Sammlung der Entscheidungen des Schweizerischen Bundesgerichts
Collection des arrêts du Tribunal fédéral suisse
Raccolta delle decisioni del Tribunale federale svizzero

BGE 103 IA 31



103 Ia 31

7. Auszug aus dem Urteil vom 30. März 1977 i.S.
Stockwerkeigentümergemeinschaft Schwanensee gegen Einwohnergemeinde
Engelberg und Verwaltungsgericht des Kantons Obwalden Regeste

    Art. 4 und 22ter BV: Kanalisationsanschlussgebühr.
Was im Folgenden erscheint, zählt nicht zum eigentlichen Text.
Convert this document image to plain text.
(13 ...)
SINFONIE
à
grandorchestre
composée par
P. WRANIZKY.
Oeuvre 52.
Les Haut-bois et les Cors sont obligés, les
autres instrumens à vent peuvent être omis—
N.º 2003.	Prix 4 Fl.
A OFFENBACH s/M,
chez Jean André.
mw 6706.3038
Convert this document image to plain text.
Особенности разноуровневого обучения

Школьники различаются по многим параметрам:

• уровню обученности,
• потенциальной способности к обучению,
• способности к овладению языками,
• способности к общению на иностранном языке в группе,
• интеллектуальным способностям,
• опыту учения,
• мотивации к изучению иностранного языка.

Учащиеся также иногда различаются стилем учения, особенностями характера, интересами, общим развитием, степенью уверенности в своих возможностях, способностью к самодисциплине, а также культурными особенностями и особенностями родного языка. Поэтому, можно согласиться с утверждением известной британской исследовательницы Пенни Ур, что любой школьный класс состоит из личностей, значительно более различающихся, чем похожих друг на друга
    1. Legitimation der Stockwerkeigentümergemeinschaft zur
staatsrechtlichen Beschwerde (E. 1c).

    2. Das Bundesgericht nimmt keine Substitution der Begründung vor,
wenn der dafür erhebliche Sachverhalt im kantonalen Verfahren nicht
beweismässig festgestellt wurde (E. 3a).

    3. Stehen dem unentgeltlichen Kanalisationsanschlussrecht
gleichwertige Leistungen des Pflichtigen gegenüber, liegt kein
Abgabevergünstigungsvertrag vor. Verhältnis des Vertrages zu einem später
erlassenen Kanalisationsreglement (E. 2).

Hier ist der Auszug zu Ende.